Joan Rivers Mocks Holocaust, Anne Frank, and Glee
The comedienne doesn’t leave any subject untouched in her new book ‘I Hate Everyone… Starting With Me’.
Joan Rivers, the women with 700 plastic surgery operations and counting, has amassed quite a rabid fan base over the hundreds of years that she’s been in the public eye. As she gets older, more bitter, and less insecure… the darker and more offensive her humor has become. In Rivers’ latest book “I Hate Everyone… Starting With Me”, she rants about everything from the Holocaust and Anne Frank to Glee and Whitney Houston.
“I Hate Everyone… Starting With Me” was released on Tuesday and has already created quite a stir.
Rivers has made a career outside of stand-up on insulting celebrities, their fashion choices, and current trends. She rejoices in calling public figures out on their lies and missteps. Is it possible for her to go too far?
Here are a few choice selections from the memoir. What do you think? Has she finally gone too far?

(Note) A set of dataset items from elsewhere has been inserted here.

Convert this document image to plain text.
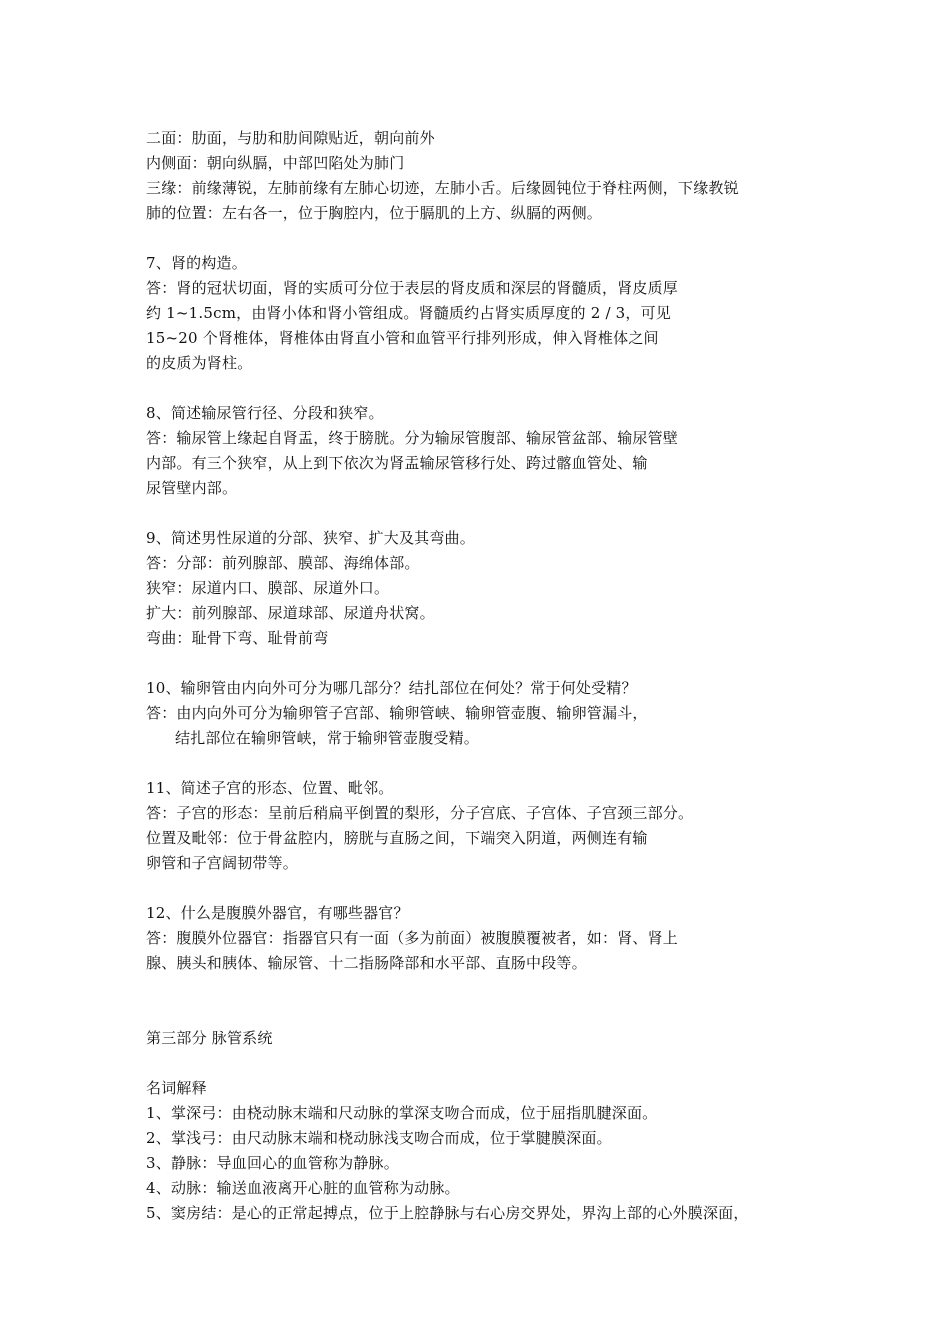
二面：肋面，与肋和肋间隙贴近，朝向前外
内侧面：朝向纵膈，中部凹陷处为肺门
三缘：前缘薄锐，左肺前缘有左肺心切迹，左肺小舌。后缘圆钝位于脊柱两侧，下缘教锐
肺的位置：左右各一，位于胸腔内，位于膈肌的上方、纵膈的两侧。
7、肾的构造。
答：肾的冠状切面，肾的实质可分位于表层的肾皮质和深层的肾髓质，肾皮质厚
约 1~1.5cm，由肾小体和肾小管组成。肾髓质约占肾实质厚度的 2 / 3，可见
15~20 个肾椎体，肾椎体由肾直小管和血管平行排列形成，伸入肾椎体之间
的皮质为肾柱。
8、简述输尿管行径、分段和狭窄。
答：输尿管上缘起自肾盂，终于膀胱。分为输尿管腹部、输尿管盆部、输尿管壁
内部。有三个狭窄，从上到下依次为肾盂输尿管移行处、跨过髂血管处、输
尿管壁内部。
9、简述男性尿道的分部、狭窄、扩大及其弯曲。
答：分部：前列腺部、膜部、海绵体部。
狭窄：尿道内口、膜部、尿道外口。
扩大：前列腺部、尿道球部、尿道舟状窝。
弯曲：耻骨下弯、耻骨前弯
10、输卵管由内向外可分为哪几部分？结扎部位在何处？常于何处受精？
答：由内向外可分为输卵管子宫部、输卵管峡、输卵管壶腹、输卵管漏斗，
结扎部位在输卵管峡，常于输卵管壶腹受精。
11、简述子宫的形态、位置、毗邻。
答：子宫的形态：呈前后稍扁平倒置的梨形，分子宫底、子宫体、子宫颈三部分。
位置及毗邻：位于骨盆腔内，膀胱与直肠之间，下端突入阴道，两侧连有输
卵管和子宫阔韧带等。
12、什么是腹膜外器官，有哪些器官？
答：腹膜外位器官：指器官只有一面（多为前面）被腹膜覆被者，如：肾、肾上
腺、胰头和胰体、输尿管、十二指肠降部和水平部、直肠中段等。
第三部分 脉管系统
名词解释
1、掌深弓：由桡动脉末端和尺动脉的掌深支吻合而成，位于屈指肌腱深面。
2、掌浅弓：由尺动脉末端和桡动脉浅支吻合而成，位于掌腱膜深面。
3、静脉：导血回心的血管称为静脉。
4、动脉：输送血液离开心脏的血管称为动脉。
5、窦房结：是心的正常起搏点，位于上腔静脉与右心房交界处，界沟上部的心外膜深面，
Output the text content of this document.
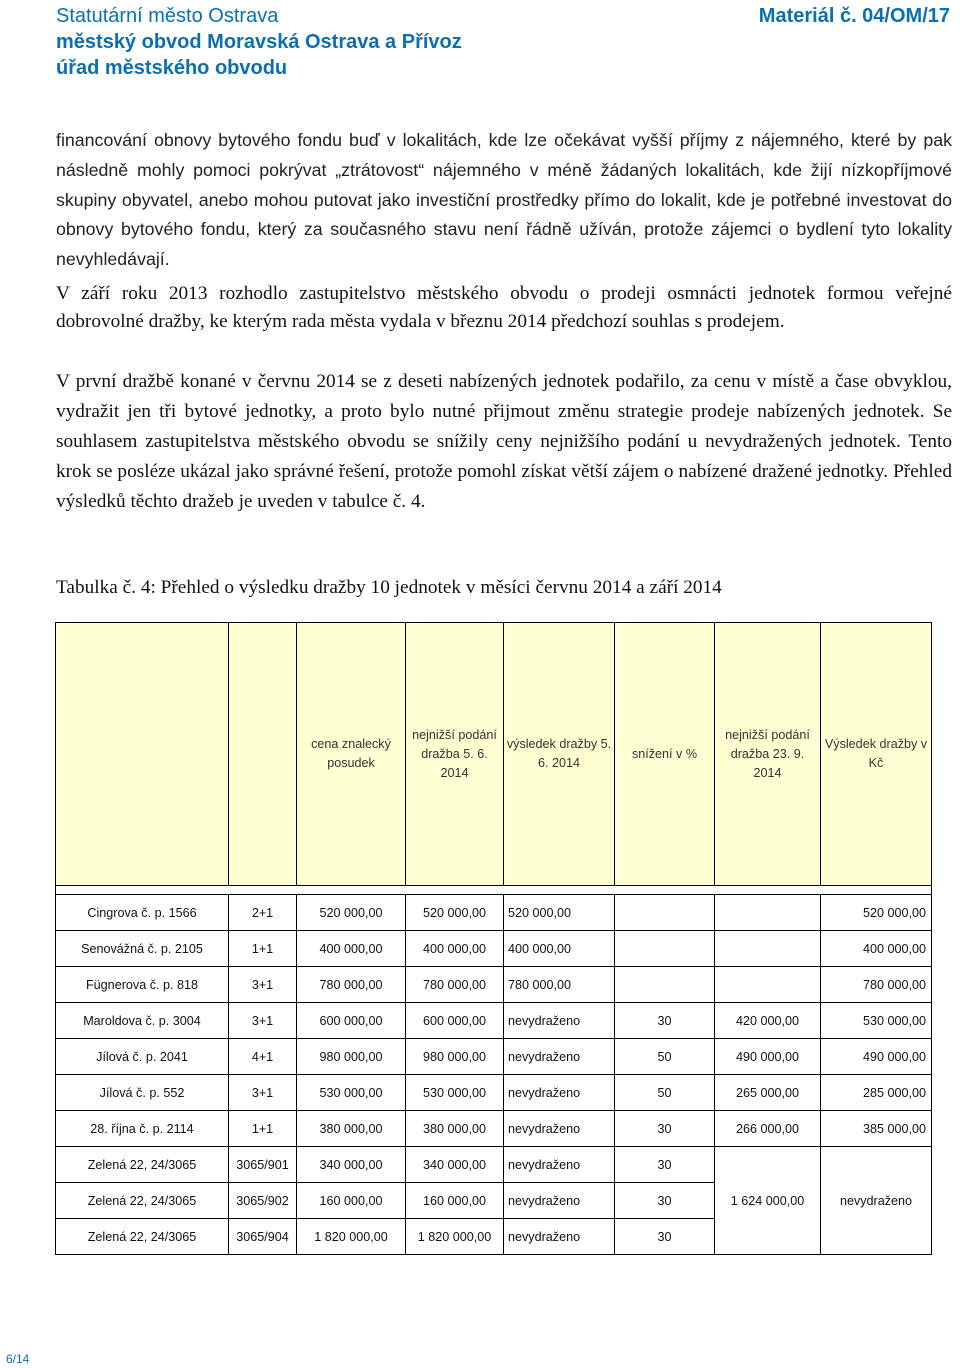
Statutární město Ostrava
městský obvod Moravská Ostrava a Přívoz
úřad městského obvodu
Materiál č. 04/OM/17

financování obnovy bytového fondu buď v lokalitách, kde lze očekávat vyšší příjmy z nájemného, které by pak následně mohly pomoci pokrývat „ztrátovost“ nájemného v méně žádaných lokalitách, kde žijí nízkopříjmové skupiny obyvatel, anebo mohou putovat jako investiční prostředky přímo do lokalit, kde je potřebné investovat do obnovy bytového fondu, který za současného stavu není řádně užíván, protože zájemci o bydlení tyto lokality nevyhledávají.

V září roku 2013 rozhodlo zastupitelstvo městského obvodu o prodeji osmnácti jednotek formou veřejné dobrovolné dražby, ke kterým rada města vydala v březnu 2014 předchozí souhlas s prodejem.

V první dražbě konané v červnu 2014 se z deseti nabízených jednotek podařilo, za cenu v místě a čase obvyklou, vydražit jen tři bytové jednotky, a proto bylo nutné přijmout změnu strategie prodeje nabízených jednotek. Se souhlasem zastupitelstva městského obvodu se snížily ceny nejnižšího podání u nevydražených jednotek. Tento krok se posléze ukázal jako správné řešení, protože pomohl získat větší zájem o nabízené dražené jednotky. Přehled výsledků těchto dražeb je uveden v tabulce č. 4.

Tabulka č. 4: Přehled o výsledku dražby 10 jednotek v měsíci červnu 2014 a září 2014
		cena znalecký posudek	nejnižší podání dražba 5. 6. 2014	výsledek dražby 5. 6. 2014	snížení v %	nejnižší podání dražba 23. 9. 2014	Výsledek dražby v Kč

Cingrova č. p. 1566	2+1	520 000,00	520 000,00	520 000,00			520 000,00
Senovážná č. p. 2105	1+1	400 000,00	400 000,00	400 000,00			400 000,00
Fügnerova č. p. 818	3+1	780 000,00	780 000,00	780 000,00			780 000,00
Maroldova č. p. 3004	3+1	600 000,00	600 000,00	nevydraženo	30	420 000,00	530 000,00
Jílová č. p. 2041	4+1	980 000,00	980 000,00	nevydraženo	50	490 000,00	490 000,00
Jílová č. p. 552	3+1	530 000,00	530 000,00	nevydraženo	50	265 000,00	285 000,00
28. října č. p. 2114	1+1	380 000,00	380 000,00	nevydraženo	30	266 000,00	385 000,00
Zelená 22, 24/3065	3065/901	340 000,00	340 000,00	nevydraženo	30	1 624 000,00	nevydraženo
Zelená 22, 24/3065	3065/902	160 000,00	160 000,00	nevydraženo	30		
Zelená 22, 24/3065	3065/904	1 820 000,00	1 820 000,00	nevydraženo	30		
6/14
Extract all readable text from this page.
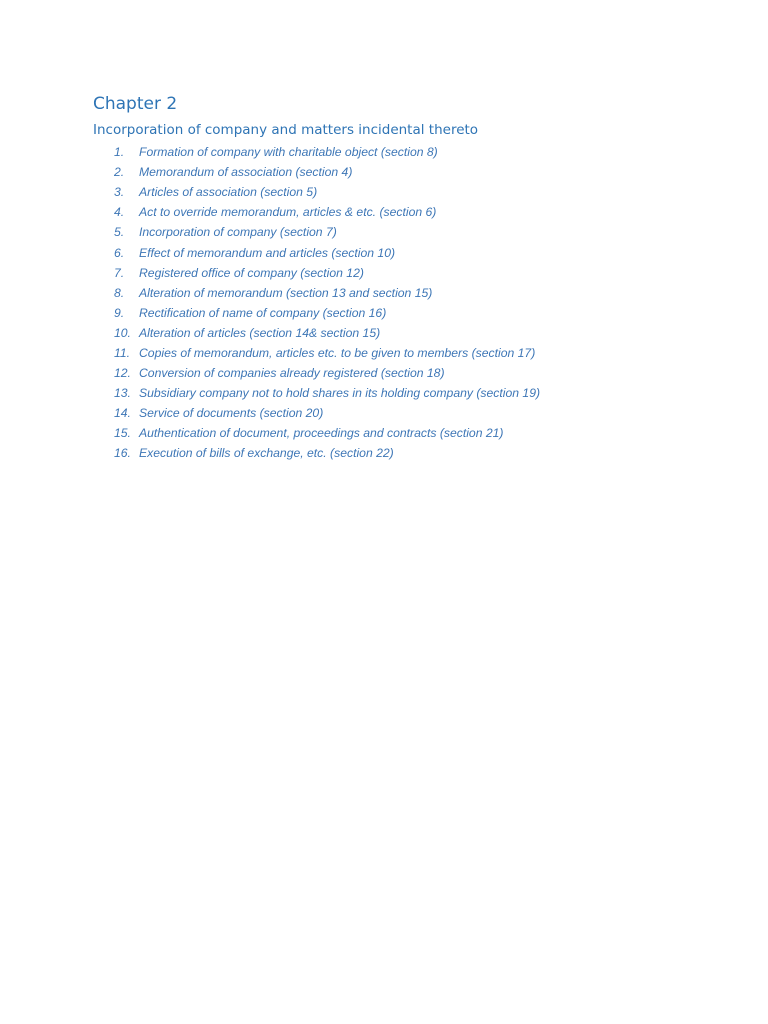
Chapter 2
Incorporation of company and matters incidental thereto
1.	Formation of company with charitable object (section 8)
2.	Memorandum of association (section 4)
3.	Articles of association (section 5)
4.	Act to override memorandum, articles & etc. (section 6)
5.	Incorporation of company (section 7)
6.	Effect of memorandum and articles (section 10)
7.	Registered office of company (section 12)
8.	Alteration of memorandum (section 13 and section 15)
9.	Rectification of name of company (section 16)
10. Alteration of articles (section 14& section 15)
11. Copies of memorandum, articles etc. to be given to members (section 17)
12. Conversion of companies already registered (section 18)
13. Subsidiary company not to hold shares in its holding company (section 19)
14. Service of documents (section 20)
15. Authentication of document, proceedings and contracts (section 21)
16. Execution of bills of exchange, etc. (section 22)
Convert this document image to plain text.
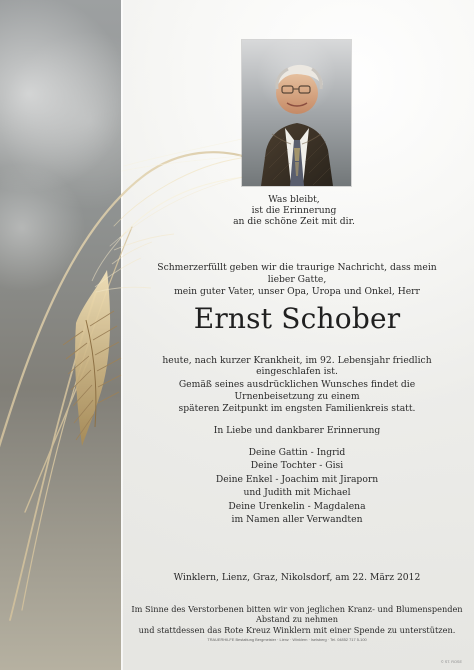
Was bleibt,
ist die Erinnerung
an die schöne Zeit mit dir.
Schmerzerfüllt geben wir die traurige Nachricht, dass mein lieber Gatte,
mein guter Vater, unser Opa, Uropa und Onkel, Herr
Ernst Schober

heute, nach kurzer Krankheit, im 92. Lebensjahr friedlich eingeschlafen ist.

Gemäß seines ausdrücklichen Wunsches findet die Urnenbeisetzung zu einem
späteren Zeitpunkt im engsten Familienkreis statt.

In Liebe und dankbarer Erinnerung

Deine Gattin - Ingrid
Deine Tochter - Gisi
Deine Enkel - Joachim mit Jiraporn
und Judith mit Michael
Deine Urenkelin - Magdalena
im Namen aller Verwandten

Winklern, Lienz, Graz, Nikolsdorf, am 22. März 2012

Im Sinne des Verstorbenen bitten wir von jeglichen Kranz- und Blumenspenden Abstand zu nehmen
und stattdessen das Rote Kreuz Winklern mit einer Spende zu unterstützen.

TRAUERHILFE Bestattung Bergmeister · Lienz · Winklern · Iselsberg · Tel. 04852 717 5-100

© ST. ROSE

"The other thing that bothers me about 'Glee' is that everyone in that high school is happy, even the homos. On 'Glee' all the homo kids are smiling and giggly and they spend every day singing in the halls. When I went to high school the homos spent most of their days hiding in their lockers crying. If I came home from school and sang to my mother she would have slapped me in the face and said, 'Stop singing! You're Jewish! Everyone hates us.'"
On the SAG Awards:
"Calm the f**k down. You're actors. You're not curing cancer or solving the Middle East crisis or buying smiles for those one-toothed cleft palate kids on the back of the Enquirer. You pretend you're Batman. You wear tight pants and a cape and you pretend you're saving Gotham City from the Penguin. Get a grip."
"I hate people who say they're 'workaholics…There is no such thing. Hitler put in a lot of hours. Would you call him a workaholic? People who work 24/7 are not 'addicted' to work ... they either hate their families or don't have basic cable."
On Senior Citizens and Early-Bird Specials:
“They only order half a chicken, take two bites, then put it in a doggie bag to take home, where it lasts them for six months. Anne Frank didn't hoard food like this, and that bitch was hungry."